AKP iktidara gelir gelmez baş döndürücü bir hızla kendi sermaye sınıfını yaratmaya çalıştı. Bunu o kadar hızlı yaptı ki herkes aynı anda zenginleşemedi ve AKP’nin sermaye sınıfıyla AKP’nin bizzat kendi seçmeni arasındaki uçurum açıldı. Biz buna “sınıfsal ayrışma” diyelim. Yani Numan Kurtulmuş’un “Harun gibi geldiler Karun gibi oldular” diye özetlediği boyut.

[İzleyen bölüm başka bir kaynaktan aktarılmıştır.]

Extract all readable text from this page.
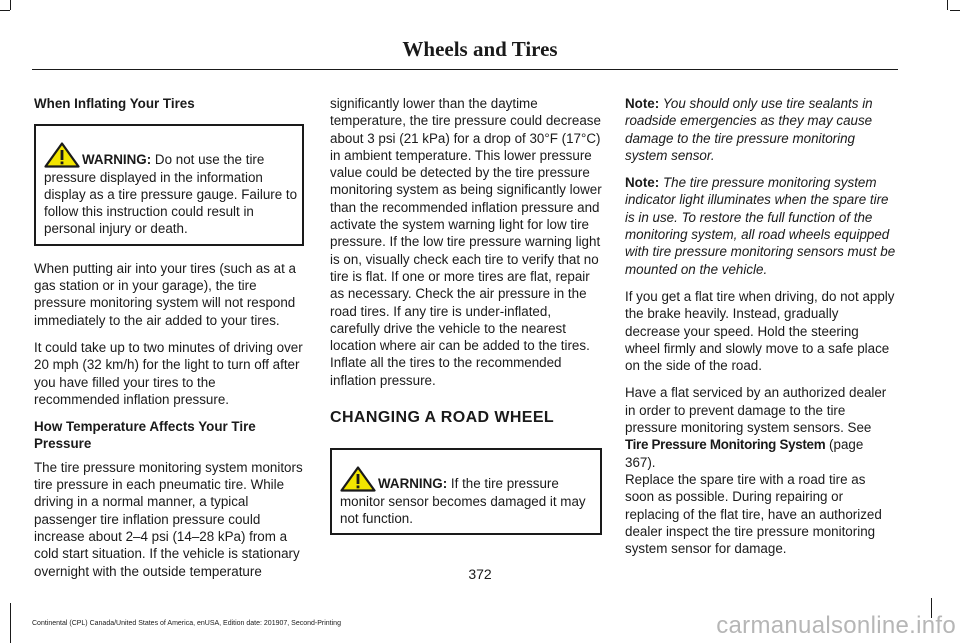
Wheels and Tires
When Inflating Your Tires
WARNING: Do not use the tire pressure displayed in the information display as a tire pressure gauge. Failure to follow this instruction could result in personal injury or death.

When putting air into your tires (such as at a gas station or in your garage), the tire pressure monitoring system will not respond immediately to the air added to your tires.

It could take up to two minutes of driving over 20 mph (32 km/h) for the light to turn off after you have filled your tires to the recommended inflation pressure.

How Temperature Affects Your Tire Pressure

The tire pressure monitoring system monitors tire pressure in each pneumatic tire. While driving in a normal manner, a typical passenger tire inflation pressure could increase about 2–4 psi (14–28 kPa) from a cold start situation. If the vehicle is stationary overnight with the outside temperature

significantly lower than the daytime temperature, the tire pressure could decrease about 3 psi (21 kPa) for a drop of 30°F (17°C) in ambient temperature. This lower pressure value could be detected by the tire pressure monitoring system as being significantly lower than the recommended inflation pressure and activate the system warning light for low tire pressure. If the low tire pressure warning light is on, visually check each tire to verify that no tire is flat. If one or more tires are flat, repair as necessary. Check the air pressure in the road tires. If any tire is under-inflated, carefully drive the vehicle to the nearest location where air can be added to the tires. Inflate all the tires to the recommended inflation pressure.

CHANGING A ROAD WHEEL
WARNING: If the tire pressure monitor sensor becomes damaged it may not function.

Note: You should only use tire sealants in roadside emergencies as they may cause damage to the tire pressure monitoring system sensor.

Note: The tire pressure monitoring system indicator light illuminates when the spare tire is in use. To restore the full function of the monitoring system, all road wheels equipped with tire pressure monitoring sensors must be mounted on the vehicle.

If you get a flat tire when driving, do not apply the brake heavily. Instead, gradually decrease your speed. Hold the steering wheel firmly and slowly move to a safe place on the side of the road.

Have a flat serviced by an authorized dealer in order to prevent damage to the tire pressure monitoring system sensors. See Tire Pressure Monitoring System (page 367).

Replace the spare tire with a road tire as soon as possible. During repairing or replacing of the flat tire, have an authorized dealer inspect the tire pressure monitoring system sensor for damage.

372
Continental (CPL) Canada/United States of America, enUSA, Edition date: 201907, Second-Printing	carmanualsonline.info
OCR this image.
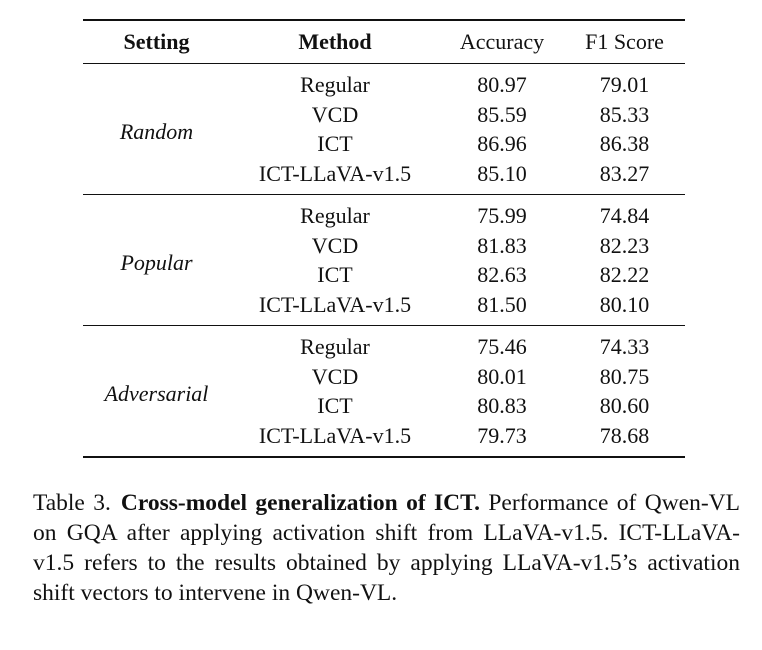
Setting	Method	Accuracy	F1 Score
Random	Regular	80.97	79.01
	VCD	85.59	85.33
	ICT	86.96	86.38
	ICT-LLaVA-v1.5	85.10	83.27
Popular	Regular	75.99	74.84
	VCD	81.83	82.23
	ICT	82.63	82.22
	ICT-LLaVA-v1.5	81.50	80.10
Adversarial	Regular	75.46	74.33
	VCD	80.01	80.75
	ICT	80.83	80.60
	ICT-LLaVA-v1.5	79.73	78.68
Table 3. Cross-model generalization of ICT. Performance of Qwen-VL on GQA after applying activation shift from LLaVA-v1.5. ICT-LLaVA-v1.5 refers to the results obtained by applying LLaVA-v1.5’s activation shift vectors to intervene in Qwen-VL.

- Bu AKP için çok mu hayati bir konu?
Bakın ben uzun bir süredir şu soruyu soruyordum kendime: AKP’de bir sınıfsal ayrışma var, bunun da siyasete mutlaka yansımaları olacak, ama acaba bu AKP’nin içinde iki farklı grup şeklinde mi belirecek, yoksa iki parti olarak mı ortaya çıkacak? Şimdi SP’nin çıkışı bunun partiler arasında olabileceği ihtimalini doğurdu. Çünkü Saadet tamamen bu sınıfsal ayrışmanın üzerine giderek bir “Müslüman sol” söylem geliştiriyor. Kendini AKP’nin klasik İslami tabanı içinde oturtmaya çalıştığı eksen o ayrışma noktası.

roportajin hepsini okumak icin tiklayiniz

No comments:

Kış dönümü...

Yılların ardından… bir merhaba – uzaklarda kalan kendime de! İçtenlikle...   Yazarım belki bundan böyle. Kapattığım kapılar açılır, küfleri ...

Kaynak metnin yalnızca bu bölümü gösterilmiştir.